Crowley promised continued efforts to try and unblock the Middle East peace process and said Israeli and Palestinian negotiators would visit Washington next week to work towards that end.
"We will have further conversations on the substance with the parties, and we will continue to try to find ways to create the kind of confidence that will eventually, we hope, allow them to engage directly," he said.
He indicated that the two sides would engage indirectly with each other rather than directly in talks brokered by US officials.

Al Jazeera's correspondent in Ramallah Nour Odeh said: "this was certainly a disappointment for the Palestinians who were expecting a formal answer from the Obama administration, about their efforts.

"They have known for some time through media reports about a lucrative deal that was offered by the Obama administration to Israel in exchange for a three month settlement freeze.
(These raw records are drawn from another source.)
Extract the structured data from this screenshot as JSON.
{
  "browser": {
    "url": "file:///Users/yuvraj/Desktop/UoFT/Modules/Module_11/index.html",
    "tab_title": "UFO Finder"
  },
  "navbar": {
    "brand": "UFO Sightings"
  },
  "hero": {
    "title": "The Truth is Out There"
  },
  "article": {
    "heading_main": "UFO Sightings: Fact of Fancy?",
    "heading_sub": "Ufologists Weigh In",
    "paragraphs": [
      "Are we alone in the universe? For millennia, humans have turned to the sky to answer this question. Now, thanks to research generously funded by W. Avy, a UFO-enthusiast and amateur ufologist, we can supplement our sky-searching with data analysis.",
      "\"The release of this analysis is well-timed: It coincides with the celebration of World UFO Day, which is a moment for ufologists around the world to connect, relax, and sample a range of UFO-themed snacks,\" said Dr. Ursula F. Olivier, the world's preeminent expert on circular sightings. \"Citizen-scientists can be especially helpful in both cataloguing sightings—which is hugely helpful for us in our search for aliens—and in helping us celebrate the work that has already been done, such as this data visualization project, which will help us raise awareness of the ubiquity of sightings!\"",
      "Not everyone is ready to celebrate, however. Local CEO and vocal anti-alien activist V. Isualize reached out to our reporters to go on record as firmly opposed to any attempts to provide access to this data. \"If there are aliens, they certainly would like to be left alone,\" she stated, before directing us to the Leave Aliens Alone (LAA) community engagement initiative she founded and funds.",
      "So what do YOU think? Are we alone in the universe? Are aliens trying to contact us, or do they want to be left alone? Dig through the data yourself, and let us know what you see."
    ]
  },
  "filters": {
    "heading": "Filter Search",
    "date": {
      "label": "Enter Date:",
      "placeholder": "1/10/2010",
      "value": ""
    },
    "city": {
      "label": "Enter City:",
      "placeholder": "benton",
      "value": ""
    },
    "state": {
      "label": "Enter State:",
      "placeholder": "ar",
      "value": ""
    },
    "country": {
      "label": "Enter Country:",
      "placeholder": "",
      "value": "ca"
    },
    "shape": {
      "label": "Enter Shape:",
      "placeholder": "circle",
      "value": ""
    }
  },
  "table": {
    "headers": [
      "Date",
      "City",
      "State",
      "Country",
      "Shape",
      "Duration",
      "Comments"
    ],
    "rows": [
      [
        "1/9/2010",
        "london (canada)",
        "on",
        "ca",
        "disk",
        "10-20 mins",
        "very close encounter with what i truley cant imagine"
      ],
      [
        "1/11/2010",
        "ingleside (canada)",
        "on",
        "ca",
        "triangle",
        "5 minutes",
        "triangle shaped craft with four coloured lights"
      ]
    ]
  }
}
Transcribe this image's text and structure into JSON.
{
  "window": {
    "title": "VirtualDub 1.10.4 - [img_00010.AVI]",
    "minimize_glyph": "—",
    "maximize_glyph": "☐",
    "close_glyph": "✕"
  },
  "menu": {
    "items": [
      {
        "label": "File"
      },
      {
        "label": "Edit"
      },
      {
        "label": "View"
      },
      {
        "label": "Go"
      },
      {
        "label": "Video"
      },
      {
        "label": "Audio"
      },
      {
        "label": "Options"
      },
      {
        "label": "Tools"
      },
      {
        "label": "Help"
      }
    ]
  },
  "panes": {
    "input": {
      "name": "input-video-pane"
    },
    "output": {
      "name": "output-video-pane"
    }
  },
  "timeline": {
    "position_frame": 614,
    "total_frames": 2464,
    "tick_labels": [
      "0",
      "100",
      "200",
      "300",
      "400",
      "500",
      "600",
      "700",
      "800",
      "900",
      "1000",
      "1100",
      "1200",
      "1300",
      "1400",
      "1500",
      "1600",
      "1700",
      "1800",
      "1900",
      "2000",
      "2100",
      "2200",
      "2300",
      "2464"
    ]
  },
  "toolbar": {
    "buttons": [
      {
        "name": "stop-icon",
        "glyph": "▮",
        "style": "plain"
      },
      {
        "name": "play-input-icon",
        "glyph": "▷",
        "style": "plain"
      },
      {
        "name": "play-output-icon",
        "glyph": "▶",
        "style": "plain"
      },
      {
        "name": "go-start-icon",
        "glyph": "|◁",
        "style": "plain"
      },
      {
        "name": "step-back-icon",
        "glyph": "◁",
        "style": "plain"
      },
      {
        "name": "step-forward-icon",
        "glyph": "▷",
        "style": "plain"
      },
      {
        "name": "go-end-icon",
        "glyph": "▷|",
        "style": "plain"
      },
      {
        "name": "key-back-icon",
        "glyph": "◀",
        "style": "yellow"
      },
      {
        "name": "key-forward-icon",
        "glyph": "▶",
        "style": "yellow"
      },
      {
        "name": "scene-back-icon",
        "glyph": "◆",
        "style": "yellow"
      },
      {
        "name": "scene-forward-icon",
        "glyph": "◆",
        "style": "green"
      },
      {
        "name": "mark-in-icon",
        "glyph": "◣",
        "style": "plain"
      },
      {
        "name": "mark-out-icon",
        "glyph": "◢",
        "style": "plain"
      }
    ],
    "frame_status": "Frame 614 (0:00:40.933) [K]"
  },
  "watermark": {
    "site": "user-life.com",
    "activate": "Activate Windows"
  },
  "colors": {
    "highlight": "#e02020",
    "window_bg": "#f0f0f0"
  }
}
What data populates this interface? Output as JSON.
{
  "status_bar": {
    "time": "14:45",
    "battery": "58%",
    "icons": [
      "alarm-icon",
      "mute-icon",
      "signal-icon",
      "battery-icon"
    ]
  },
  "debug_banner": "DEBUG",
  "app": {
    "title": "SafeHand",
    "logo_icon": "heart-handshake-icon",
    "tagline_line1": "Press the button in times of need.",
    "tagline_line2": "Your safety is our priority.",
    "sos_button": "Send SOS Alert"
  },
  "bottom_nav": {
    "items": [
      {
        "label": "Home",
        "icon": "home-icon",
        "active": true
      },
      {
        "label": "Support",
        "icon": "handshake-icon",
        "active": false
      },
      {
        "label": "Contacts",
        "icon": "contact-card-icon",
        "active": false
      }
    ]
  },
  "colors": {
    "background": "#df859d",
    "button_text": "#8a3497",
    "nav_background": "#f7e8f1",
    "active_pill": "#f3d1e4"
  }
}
So far none of these efforts have yielded any results," our correspondent said.
Mustafa Barghouti, a member of the Palestinian leglislative council, told Al Jazeera that the US decision meant the end of any peace talks.
"If the US, being the only country that is monopolising control of the talks, is failing to pressure Israel to abide by what was written in the road map and what the international community demands - which a complete freeze to settlement activities - then there is no peace process and the reason for this is Israel" he said.
"I don't think there is any value to more talks in Washington. Now they are talking again about proximity talks, this is a funny thing after having direct talks.
"It is like having an engagement party after the wedding. It doesn't make sense."
'Change in tactics'
Crowley's remarks suggest Palestinian-Israeli peace talks have returned to the point where they were in May when US envoy George Mitchell began shuttling between the two sides in so-called "proximity," or indirect negotiations.
Crowley said there "may well be a change in tactics" as the US still believes that there must "be some kind of direct negotiation" to make progress on the core issues.
The core issues are Israel's security, the borders of a future Palestinian state, the fate of Palestinian refugees and the status of the holy city of Jerusalem, which both sides claim as their capital.
At the high-profile relaunch of talks in September after a 20-month hiatus, Benyamin Netanyahu, the Israeli prime minister, and Mahmoud Abbas, the Palestinian president, both vowed to seek agreement on the core issues within a year.
The two leaders were supposed to meet every two weeks subsequently, but their direct talks ran aground at the end of September after the expiry of a 10-month Israeli ban on settlement building in the West Bank.
The Palestinians say they will not negotiate while Jewish settlers build on land they want for a future state. Abbas is insisting not only on a settlement freeze in the West Bank, but also in east Jerusalem, which Palestinians want for their capital.
In an attempt to revive direct talks, the US had offered Israel a package of incentives including 20 F-35 fighter planes, worth three billion dollars (2.3 bn euros), in exchange for a new three-month ban.
Washington also committed not to seek an additional freeze and pledged to provide Israel with diplomatic support, including vetoing anti-Israel resolutions at the UN.
The package would also have allowed Israel to continue building in east Jerusalem, over the objections of the Palestinians.